Каждая пересадка означала, что нам приходилось сойти на берег и ненадолго вступить на очередной остров в качестве транзитных пассажиров. Брюзгливый педантизм чиновников был не лучше, чем в остальных местах, но для нас этот процесс оказывался уже совершенно бессмысленным. Мы предъявляли документы, визы, расписания маршрутов, жезлы – и все это рутинно рассматривали, а жезлы совали в загадочные проверочные машинки.
На каждой остановке мы встречали группу ожидающих молодых людей, но теперь я уже не был заинтригован и почти не замечал их присутствия.
Жезл ни разу не вызвал никакого отклика ни у чиновников, ни у проверочных машин. Никто из официальных лиц не комментировал эту процедуру или хоть что-нибудь. Лишь холодные действия без объяснений: жезл переходит из рук в руки, затем несколько секунд молчаливого осмотра, жезл вставляют в машинку, жезл возвращают. На нем не появляется никаких отметин, ни знака официального одобрения, вообще никаких изменений. Мой жезл ничем не отличался от любого другого. Все проходили эту загадочную процедуру. Жезл начинал выглядеть чуть поношенным, но гладкая поверхность деревянного стволика оставалась чистой.
На восьмой день я стоял у планшира корабля, на который мы погрузились этим же утром. Я замерз и был жалок. Одежду я взял с собой большей частью легкую, пригодную, как казалось, для теплого юга, так что все, что можно было сделать для защиты от холода, это нацепить лишний слой одежды, еще одну рубашку или пиджак. Я чувствовал себя неуклюжим и несчастным. Дул режущий ветер. Все острова, различимые с моей позиции, выглядели голыми и продутыми ветрами. Как никогда мне хотелось, чтобы это долгое путешествие наконец закончилось.
Подошел оркестрант, одна из вторых скрипок, и встал рядом у борта.
– Уже обратили внимание? – спросил он, указывая вперед.
Я посмотрел на то, что вначале показалось мне еще одним островом, лежащим низко, у самого горизонта, и размазанным по нему без определенных очертаний. Видны были скалистые пики, но больше почти ничего.
– Думаю, мы почти прибыли.
– Это Глонд?
Я был изумлен. Не ожидал, что мы прибудем раньше, чем в конце дня. По привычке бросил взгляд на часы, но они уже давно не показывали ничего осмысленного. Каждый день время то прибавлялось, то убавлялось.
Корабль равномерно нес нас вперед, и я продолжал смотреть прямо по курсу. Суша становилась все отчетливее. Серые, как железо, горы больше всего привлекали взгляд, и я заметил, что большинство самых высоких пиков покрыты снегом. Нижние склоны были темны и не видны отчетливо.

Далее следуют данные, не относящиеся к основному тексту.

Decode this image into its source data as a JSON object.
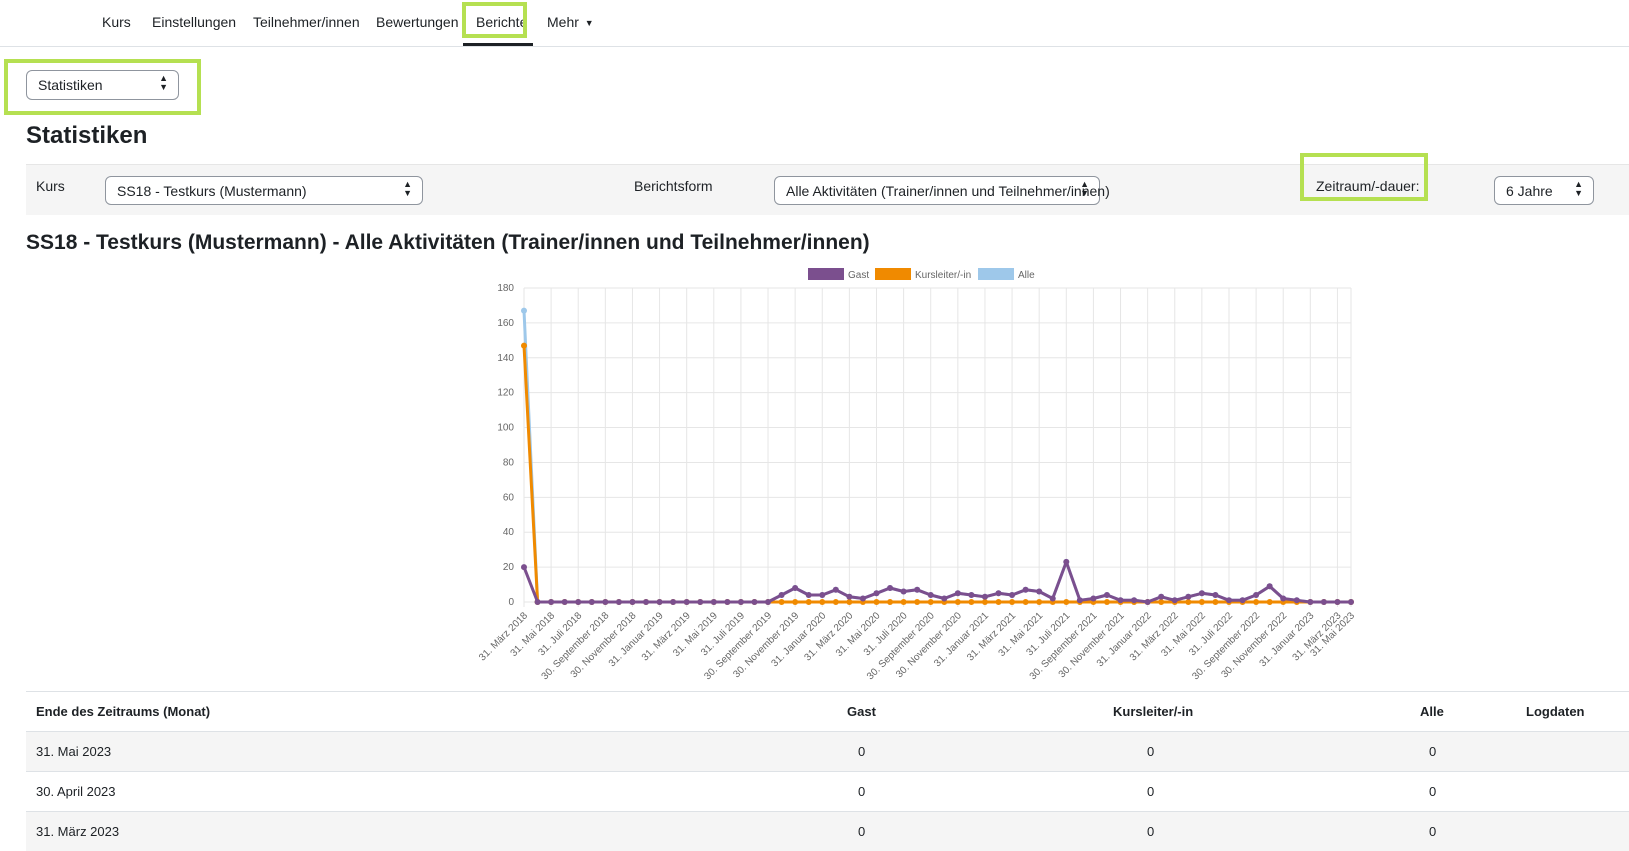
{
  "nav": {
    "items": [
      "Kurs",
      "Einstellungen",
      "Teilnehmer/innen",
      "Bewertungen",
      "Berichte"
    ],
    "more_label": "Mehr",
    "active": "Berichte"
  },
  "report_select": {
    "value": "Statistiken"
  },
  "page_title": "Statistiken",
  "filters": {
    "course_label": "Kurs",
    "course_value": "SS18 - Testkurs (Mustermann)",
    "report_label": "Berichtsform",
    "report_value": "Alle Aktivitäten (Trainer/innen und Teilnehmer/innen)",
    "period_label": "Zeitraum/-dauer:",
    "period_value": "6 Jahre"
  },
  "report_heading": "SS18 - Testkurs (Mustermann) - Alle Aktivitäten (Trainer/innen und Teilnehmer/innen)",
  "colors": {
    "highlight": "#b5e051",
    "gast": "#7b4f8e",
    "kursleiter": "#f08a00",
    "alle": "#9ec8ea"
  },
  "chart_data": {
    "type": "line",
    "legend": [
      "Gast",
      "Kursleiter/-in",
      "Alle"
    ],
    "legend_position": "top",
    "ylim": [
      0,
      180
    ],
    "yticks": [
      0,
      20,
      40,
      60,
      80,
      100,
      120,
      140,
      160,
      180
    ],
    "grid": true,
    "x_labels_shown": [
      "31. März 2018",
      "31. Mai 2018",
      "31. Juli 2018",
      "30. September 2018",
      "30. November 2018",
      "31. Januar 2019",
      "31. März 2019",
      "31. Mai 2019",
      "31. Juli 2019",
      "30. September 2019",
      "30. November 2019",
      "31. Januar 2020",
      "31. März 2020",
      "31. Mai 2020",
      "31. Juli 2020",
      "30. September 2020",
      "30. November 2020",
      "31. Januar 2021",
      "31. März 2021",
      "31. Mai 2021",
      "31. Juli 2021",
      "30. September 2021",
      "30. November 2021",
      "31. Januar 2022",
      "31. März 2022",
      "31. Mai 2022",
      "31. Juli 2022",
      "30. September 2022",
      "30. November 2022",
      "31. Januar 2023",
      "31. März 2023",
      "31. Mai 2023"
    ],
    "series": [
      {
        "name": "Gast",
        "values": [
          20,
          0,
          0,
          0,
          0,
          0,
          0,
          0,
          0,
          0,
          0,
          0,
          0,
          0,
          0,
          0,
          0,
          0,
          0,
          4,
          8,
          4,
          4,
          7,
          3,
          2,
          5,
          8,
          6,
          7,
          4,
          2,
          5,
          4,
          3,
          5,
          4,
          7,
          6,
          2,
          23,
          1,
          2,
          4,
          1,
          1,
          0,
          3,
          1,
          3,
          5,
          4,
          1,
          1,
          4,
          9,
          2,
          1,
          0,
          0,
          0,
          0
        ]
      },
      {
        "name": "Kursleiter/-in",
        "values": [
          147,
          0,
          0,
          0,
          0,
          0,
          0,
          0,
          0,
          0,
          0,
          0,
          0,
          0,
          0,
          0,
          0,
          0,
          0,
          0,
          0,
          0,
          0,
          0,
          0,
          0,
          0,
          0,
          0,
          0,
          0,
          0,
          0,
          0,
          0,
          0,
          0,
          0,
          0,
          0,
          0,
          0,
          0,
          0,
          0,
          0,
          0,
          0,
          0,
          0,
          0,
          0,
          0,
          0,
          0,
          0,
          0,
          0,
          0,
          0,
          0,
          0
        ]
      },
      {
        "name": "Alle",
        "values": [
          167,
          0,
          0,
          0,
          0,
          0,
          0,
          0,
          0,
          0,
          0,
          0,
          0,
          0,
          0,
          0,
          0,
          0,
          0,
          4,
          8,
          4,
          4,
          7,
          3,
          2,
          5,
          8,
          6,
          7,
          4,
          2,
          5,
          4,
          3,
          5,
          4,
          7,
          6,
          2,
          23,
          1,
          2,
          4,
          1,
          1,
          0,
          3,
          1,
          3,
          5,
          4,
          1,
          1,
          4,
          9,
          2,
          1,
          0,
          0,
          0,
          0
        ]
      }
    ]
  },
  "table": {
    "headers": [
      "Ende des Zeitraums (Monat)",
      "Gast",
      "Kursleiter/-in",
      "Alle",
      "Logdaten"
    ],
    "rows": [
      [
        "31. Mai 2023",
        "0",
        "0",
        "0"
      ],
      [
        "30. April 2023",
        "0",
        "0",
        "0"
      ],
      [
        "31. März 2023",
        "0",
        "0",
        "0"
      ]
    ]
  }
}
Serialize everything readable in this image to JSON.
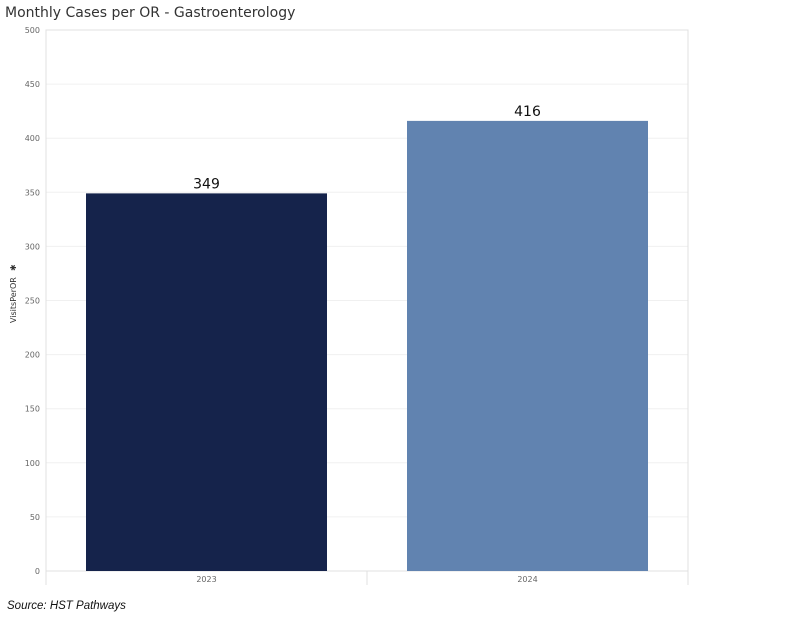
{
  "header": {
    "title": "Monthly Cases per OR - Gastroenterology"
  },
  "footer": {
    "source": "Source: HST Pathways"
  },
  "chart_data": {
    "type": "bar",
    "title": "Monthly Cases per OR - Gastroenterology",
    "categories": [
      "2023",
      "2024"
    ],
    "values": [
      349,
      416
    ],
    "colors": [
      "#15234b",
      "#6183b0"
    ],
    "xlabel": "",
    "ylabel": "VisitsPerOR",
    "ylim": [
      0,
      500
    ],
    "yticks": [
      0,
      50,
      100,
      150,
      200,
      250,
      300,
      350,
      400,
      450,
      500
    ],
    "data_labels": [
      "349",
      "416"
    ],
    "grid": true,
    "legend": "none"
  }
}
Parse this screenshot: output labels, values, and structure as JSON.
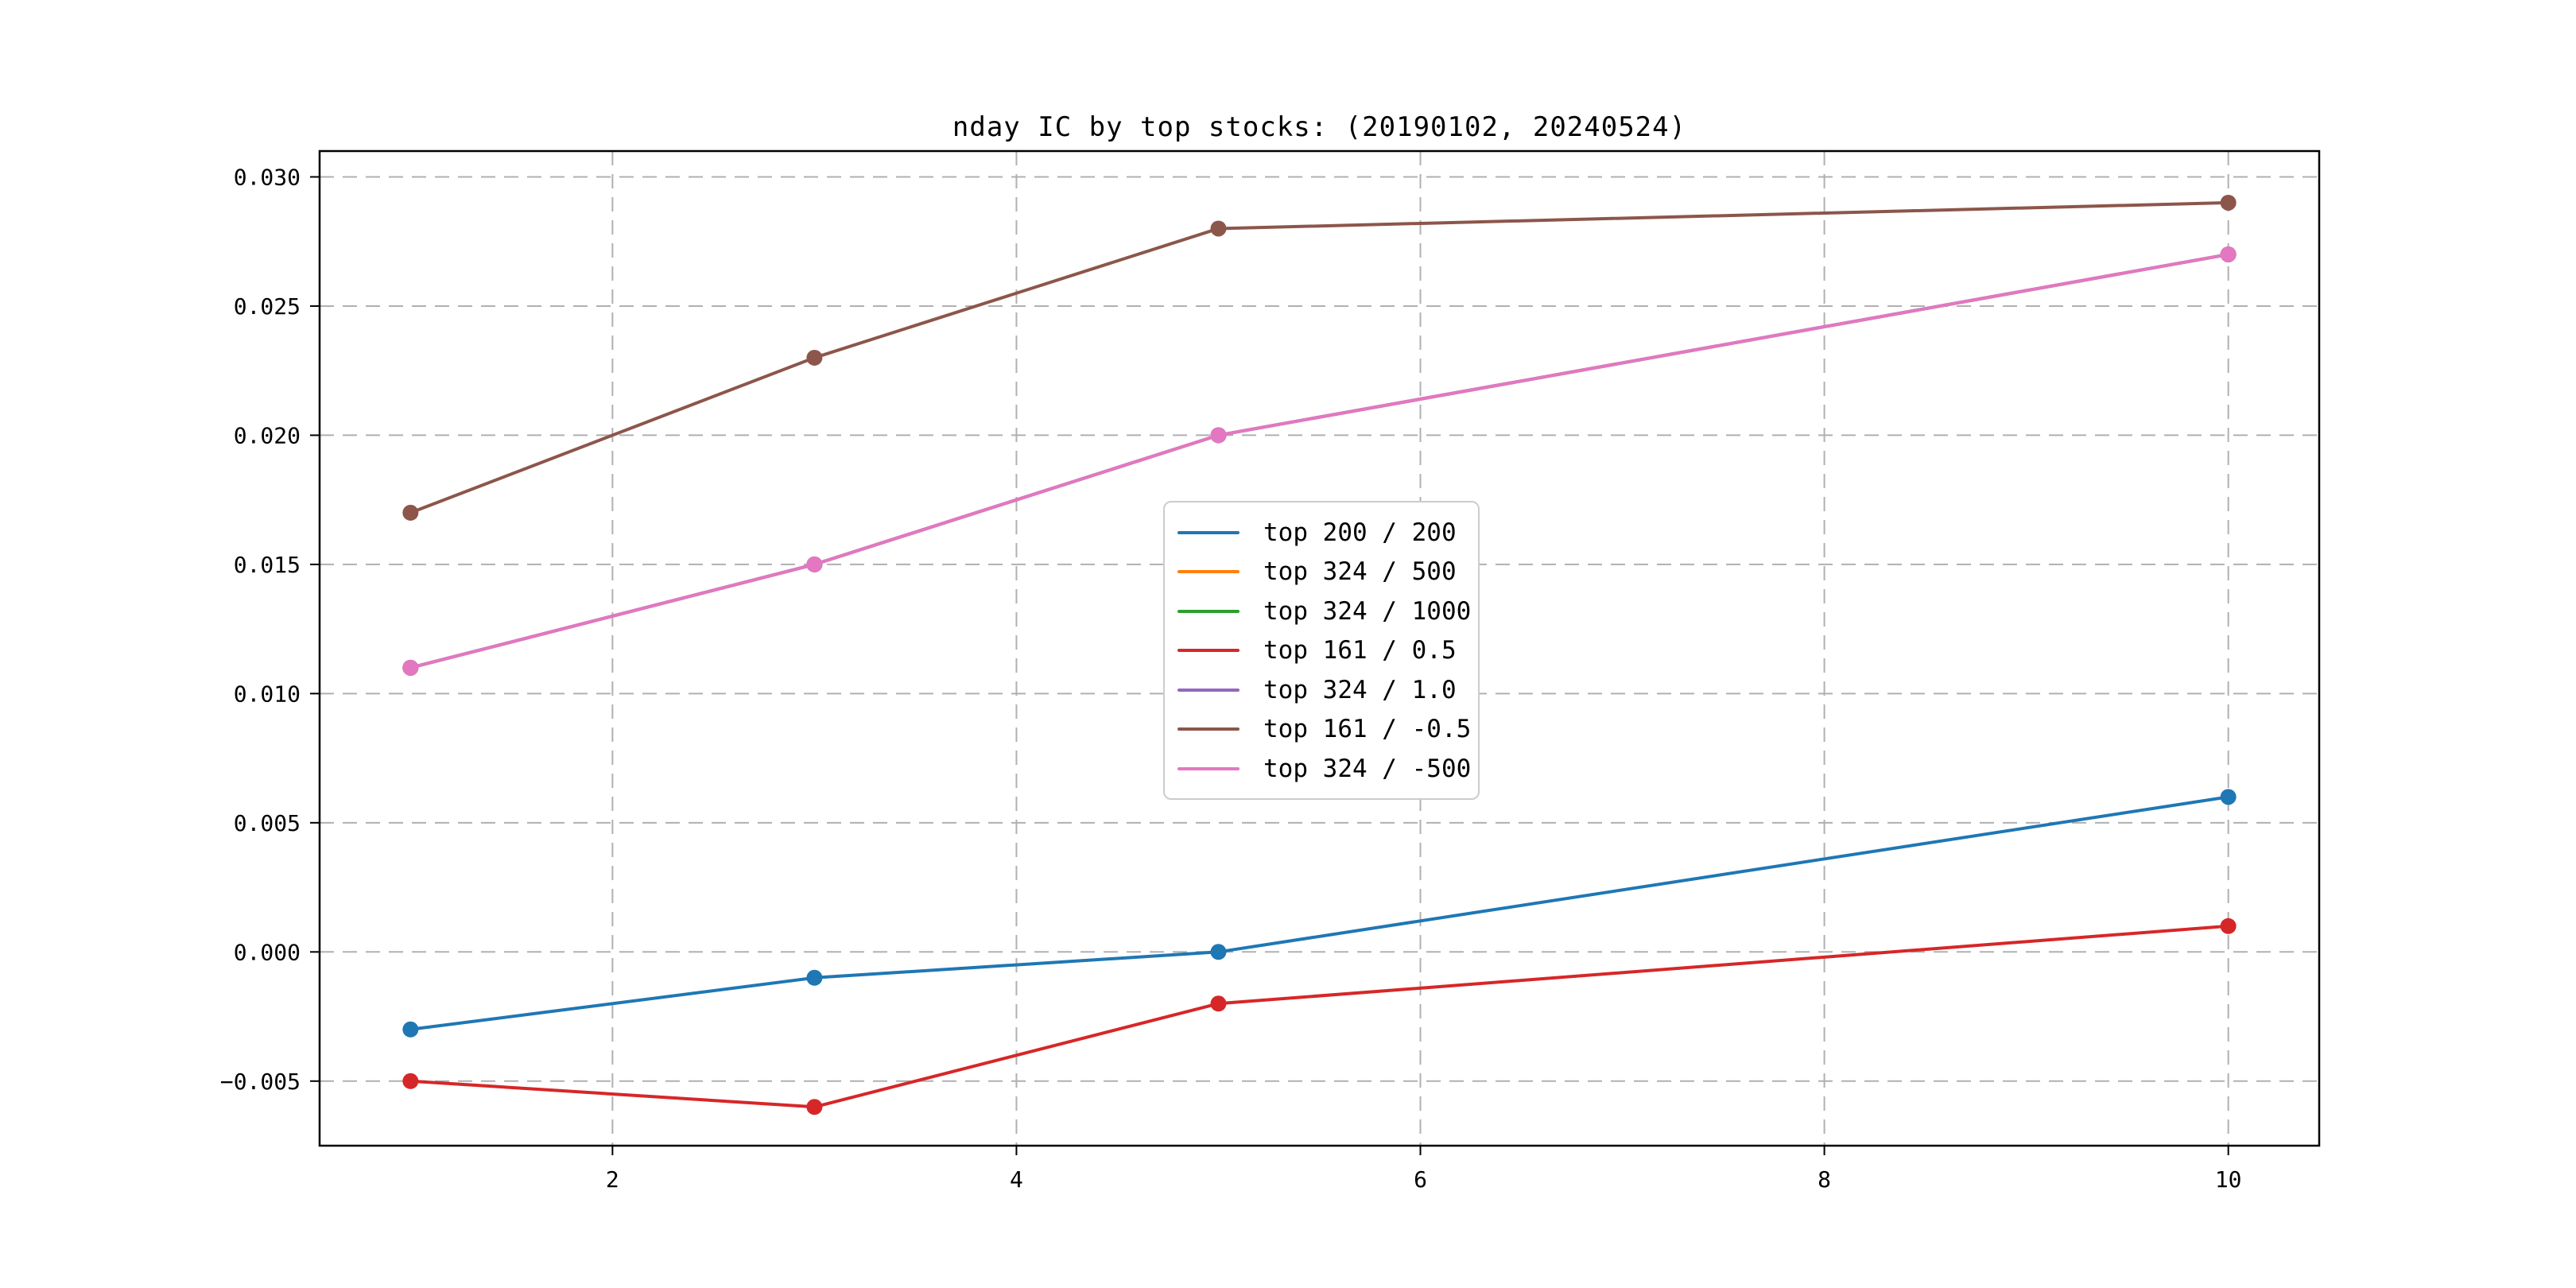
{
  "chart_data": {
    "type": "line",
    "title": "nday IC by top stocks: (20190102, 20240524)",
    "xlabel": "",
    "ylabel": "",
    "x": [
      1,
      3,
      5,
      10
    ],
    "xlim": [
      0.55,
      10.45
    ],
    "ylim": [
      -0.0075,
      0.031
    ],
    "grid": true,
    "grid_style": "dashed",
    "legend_position": "center",
    "marker": "circle",
    "xticks": {
      "values": [
        2,
        4,
        6,
        8,
        10
      ],
      "labels": [
        "2",
        "4",
        "6",
        "8",
        "10"
      ]
    },
    "yticks": {
      "values": [
        -0.005,
        0.0,
        0.005,
        0.01,
        0.015,
        0.02,
        0.025,
        0.03
      ],
      "labels": [
        "−0.005",
        "0.000",
        "0.005",
        "0.010",
        "0.015",
        "0.020",
        "0.025",
        "0.030"
      ]
    },
    "series": [
      {
        "name": "top 200 / 200",
        "color": "#1f77b4",
        "values": [
          -0.003,
          -0.001,
          0.0,
          0.006
        ],
        "occluded": false
      },
      {
        "name": "top 324 / 500",
        "color": "#ff7f0e",
        "values": [
          0.011,
          0.015,
          0.02,
          0.027
        ],
        "occluded": true
      },
      {
        "name": "top 324 / 1000",
        "color": "#2ca02c",
        "values": [
          0.011,
          0.015,
          0.02,
          0.027
        ],
        "occluded": true
      },
      {
        "name": "top 161 / 0.5",
        "color": "#d62728",
        "values": [
          -0.005,
          -0.006,
          -0.002,
          0.001
        ],
        "occluded": false
      },
      {
        "name": "top 324 / 1.0",
        "color": "#9467bd",
        "values": [
          0.011,
          0.015,
          0.02,
          0.027
        ],
        "occluded": true
      },
      {
        "name": "top 161 / -0.5",
        "color": "#8c564b",
        "values": [
          0.017,
          0.023,
          0.028,
          0.029
        ],
        "occluded": false
      },
      {
        "name": "top 324 / -500",
        "color": "#e377c2",
        "values": [
          0.011,
          0.015,
          0.02,
          0.027
        ],
        "occluded": false
      }
    ],
    "colors": {
      "spine": "#000000",
      "grid": "#b0b0b0",
      "tick_label": "#000000",
      "background": "#ffffff",
      "legend_border": "#cccccc"
    }
  }
}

Вскоре сделалась различима прибрежная низменность, или, говоря точнее, стало понятно, где она расположена. Какие-то миазмы – туман, дымка или испарения простирались от моря, сливавшегося вдали в неразличимую пелену, до самых предгорий хребта. Под туманом ничего было не разобрать.
Это зрелище всколыхнуло во мне странную смесь чувств. Там был дом: моя страна, родители, Алинна, друзья и коллеги, бо`льшая часть того, что я помнил. Основание моей работы и репутации было заложено в Глонде, но я уже побывал на островах. Я рвался домой, но в действительности не слишком хотел там очутиться.
Мы подплывали все ближе к моей мрачной и увечной стране, и мне хотелось, чтобы корабль замедлил ход, свернул, повернул обратно.
Один за другим поднимались наверх остальные участники поездки и скапливались у борта вокруг меня, глядя, как судно подходит к берегу, маневрирует, нацеливаясь на темное пятно города. Все мы знали, что это наверняка Глонд-город или, по крайней мере, его порт Квестиур. Почти никто не делал никаких замечаний, но мало что тут и можно было сказать.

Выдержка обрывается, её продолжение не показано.